L’obiettivo dichiarato è verificare l’idoneità alla circolazione dei veicoli e il rispetto delle regole per veicoli industriali e autobus. Nel mirino ci sono soprattutto comportamenti e condizioni che possono incidere sulla sicurezza: sovraccarico, violazioni dei tempi di guida e riposo e problemi tecnici.
Sotto la lente: ore di guida, riposi e anomalie tecniche
La campagna di febbraio ha dato un’idea dell’ampiezza dei controlli. Durante un’operazione con il coinvolgimento di più enti sull’autostrada E40 a Wetteren, in Belgio, ROADPOL riferisce che sono state riscontrate 97 infrazioni su 168 veicoli controllati. All’operazione hanno partecipato autorità belghe, polizia olandese e agenti dell’Autorità europea del lavoro (ELA), nell’ambito dell’iniziativa coordinata Truck & Bus.

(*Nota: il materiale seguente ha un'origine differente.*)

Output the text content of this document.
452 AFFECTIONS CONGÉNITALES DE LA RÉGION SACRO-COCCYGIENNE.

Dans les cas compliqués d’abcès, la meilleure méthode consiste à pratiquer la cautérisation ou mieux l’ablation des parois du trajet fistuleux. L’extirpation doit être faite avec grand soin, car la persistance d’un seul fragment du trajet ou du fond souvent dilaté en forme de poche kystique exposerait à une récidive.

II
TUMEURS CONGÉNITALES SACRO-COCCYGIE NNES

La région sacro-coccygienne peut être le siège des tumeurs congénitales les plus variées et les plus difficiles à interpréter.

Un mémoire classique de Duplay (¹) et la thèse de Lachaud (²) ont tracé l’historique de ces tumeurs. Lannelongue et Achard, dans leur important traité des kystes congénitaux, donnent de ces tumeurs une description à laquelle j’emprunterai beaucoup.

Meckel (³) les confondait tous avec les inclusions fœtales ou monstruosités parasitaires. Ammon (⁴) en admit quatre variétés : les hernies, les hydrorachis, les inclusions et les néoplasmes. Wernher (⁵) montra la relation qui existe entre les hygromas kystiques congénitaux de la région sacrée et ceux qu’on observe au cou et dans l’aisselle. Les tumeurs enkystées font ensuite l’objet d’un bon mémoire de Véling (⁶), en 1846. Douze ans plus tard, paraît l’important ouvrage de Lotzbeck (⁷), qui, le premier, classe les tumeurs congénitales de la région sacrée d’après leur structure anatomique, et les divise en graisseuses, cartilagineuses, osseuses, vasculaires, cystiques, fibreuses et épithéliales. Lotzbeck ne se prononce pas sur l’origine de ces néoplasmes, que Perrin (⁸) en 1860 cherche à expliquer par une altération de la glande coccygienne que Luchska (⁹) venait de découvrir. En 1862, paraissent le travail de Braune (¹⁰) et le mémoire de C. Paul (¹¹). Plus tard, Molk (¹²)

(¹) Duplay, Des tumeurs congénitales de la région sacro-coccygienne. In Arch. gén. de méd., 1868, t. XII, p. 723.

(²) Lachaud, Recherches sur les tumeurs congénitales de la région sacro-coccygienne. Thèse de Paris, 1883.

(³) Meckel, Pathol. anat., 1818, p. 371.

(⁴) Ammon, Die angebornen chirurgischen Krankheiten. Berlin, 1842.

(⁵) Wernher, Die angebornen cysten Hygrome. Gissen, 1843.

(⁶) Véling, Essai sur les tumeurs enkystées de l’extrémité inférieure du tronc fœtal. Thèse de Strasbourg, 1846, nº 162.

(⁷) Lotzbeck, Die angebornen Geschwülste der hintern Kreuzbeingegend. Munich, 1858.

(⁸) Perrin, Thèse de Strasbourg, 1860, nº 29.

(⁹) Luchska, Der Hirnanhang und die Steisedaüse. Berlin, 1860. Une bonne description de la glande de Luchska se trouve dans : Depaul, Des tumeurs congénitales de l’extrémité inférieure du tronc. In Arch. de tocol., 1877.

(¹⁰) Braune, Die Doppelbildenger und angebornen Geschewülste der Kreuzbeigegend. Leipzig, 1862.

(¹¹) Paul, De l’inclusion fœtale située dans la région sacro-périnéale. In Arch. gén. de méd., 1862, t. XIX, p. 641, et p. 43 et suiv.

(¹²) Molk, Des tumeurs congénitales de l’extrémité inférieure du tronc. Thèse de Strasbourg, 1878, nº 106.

L’operazione di maggio arriva mentre gli operatori si preparano anche a un cambiamento più ampio dei requisiti di conformità, che riguarda i veicoli commerciali leggeri. Dal 1 luglio 2026, le norme UE su limiti di guida, tempi di riposo e tachigrafi intelligenti si applicheranno ai veicoli con massa complessiva tra 2,5 e 3,5 tonnellate impiegati nel trasporto internazionale di merci o nelle operazioni di cabotaggio per conto terzi. L’Autorità europea del lavoro (ELA) indica che per questi mezzi sarà necessario un tachigrafo intelligente di seconda generazione e si applicheranno le stesse regole.
La settimana ROADPOL si chiude il 10 maggio, ma le autorità nazionali possono proseguire con controlli mirati anche al di fuori del periodo coordinato.